Advisory Board Compensation for your Startup
September 9, 2008
We are working on building our advisory board for Big in Japan and one of the prospective directors asked about compensation. Before I responded I recalled I wrote a post on compensation for advisors, but after searching for it I couldn’t find it. I decided to check with Brad and Nivi for advice.

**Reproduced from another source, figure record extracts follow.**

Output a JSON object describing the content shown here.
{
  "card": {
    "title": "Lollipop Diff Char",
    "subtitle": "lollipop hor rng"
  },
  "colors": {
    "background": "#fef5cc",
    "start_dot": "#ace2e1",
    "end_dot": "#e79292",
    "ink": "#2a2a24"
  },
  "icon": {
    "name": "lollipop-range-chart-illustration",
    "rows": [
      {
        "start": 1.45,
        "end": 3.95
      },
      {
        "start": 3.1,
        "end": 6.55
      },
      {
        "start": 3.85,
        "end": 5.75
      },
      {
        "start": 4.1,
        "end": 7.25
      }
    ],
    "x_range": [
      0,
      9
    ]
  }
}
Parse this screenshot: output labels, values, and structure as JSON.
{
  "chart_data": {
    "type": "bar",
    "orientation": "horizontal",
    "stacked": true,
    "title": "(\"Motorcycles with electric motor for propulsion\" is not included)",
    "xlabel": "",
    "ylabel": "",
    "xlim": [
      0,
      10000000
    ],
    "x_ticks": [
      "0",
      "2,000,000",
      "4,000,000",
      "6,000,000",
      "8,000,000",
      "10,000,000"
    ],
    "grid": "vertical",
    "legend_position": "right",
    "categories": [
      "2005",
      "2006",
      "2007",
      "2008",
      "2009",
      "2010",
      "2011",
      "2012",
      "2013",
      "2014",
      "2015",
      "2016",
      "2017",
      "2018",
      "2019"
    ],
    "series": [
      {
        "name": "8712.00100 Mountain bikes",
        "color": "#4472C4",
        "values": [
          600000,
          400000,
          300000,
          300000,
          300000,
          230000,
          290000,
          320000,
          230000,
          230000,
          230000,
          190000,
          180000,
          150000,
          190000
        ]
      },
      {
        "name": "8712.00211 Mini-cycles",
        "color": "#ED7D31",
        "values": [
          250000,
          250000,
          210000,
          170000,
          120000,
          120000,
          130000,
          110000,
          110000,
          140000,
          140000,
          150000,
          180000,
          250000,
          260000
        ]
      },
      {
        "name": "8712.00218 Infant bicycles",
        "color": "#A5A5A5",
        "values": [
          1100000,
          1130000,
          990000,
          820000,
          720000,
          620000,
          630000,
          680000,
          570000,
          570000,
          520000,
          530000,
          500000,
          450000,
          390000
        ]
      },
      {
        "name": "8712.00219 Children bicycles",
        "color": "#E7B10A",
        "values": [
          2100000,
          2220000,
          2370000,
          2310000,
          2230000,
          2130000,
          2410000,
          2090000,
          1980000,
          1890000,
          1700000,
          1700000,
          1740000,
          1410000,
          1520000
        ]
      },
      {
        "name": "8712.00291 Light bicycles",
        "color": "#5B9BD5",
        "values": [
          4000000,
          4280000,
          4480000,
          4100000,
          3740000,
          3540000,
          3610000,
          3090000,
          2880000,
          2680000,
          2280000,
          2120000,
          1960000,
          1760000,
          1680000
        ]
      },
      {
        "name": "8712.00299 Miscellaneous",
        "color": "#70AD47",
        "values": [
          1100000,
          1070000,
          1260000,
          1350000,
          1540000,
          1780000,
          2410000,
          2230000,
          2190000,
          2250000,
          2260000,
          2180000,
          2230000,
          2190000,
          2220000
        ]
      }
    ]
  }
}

Brad’s advice was pretty straight forward suggesting that “1% is rich“. Nivi suggested there are two types of advisors ‘normal’ and ’super’: “The normal advisor gets 0.1%-0.25% of a company’s post-Series A stock. Normal advisors do something important for the company and aren’t expected to do much beyond that. For example, they introduce the company to a key customer or investor. Normal advisors are also assembled by naive entrepreneurs who think the mere presence of an advisory board will create social proof and help them raise money. But investors don’t take these mock advisory boards seriously. The super advisor can get as much stock as a board member: 1%-2% of a company’s post-Series A stock. Super advisors help make your company happen. They know all your prospective customers intimately. Or they raise your money for you. Or they bring you a handful of great employees. They can even add more value than an independent board member because they don’t have to deal with corporate governance. If you find a super advisor, you want to incent him as much as possible and push him to help make the company happen. They can be much more effective than 5 or 10 normal advisors.”
Based on their advice it would seem that ‘normal advisors’ should get around .15% of the deal and ’super advisors’ should get around 1.5%. What are you seeing in the market? Do you have an advisory board?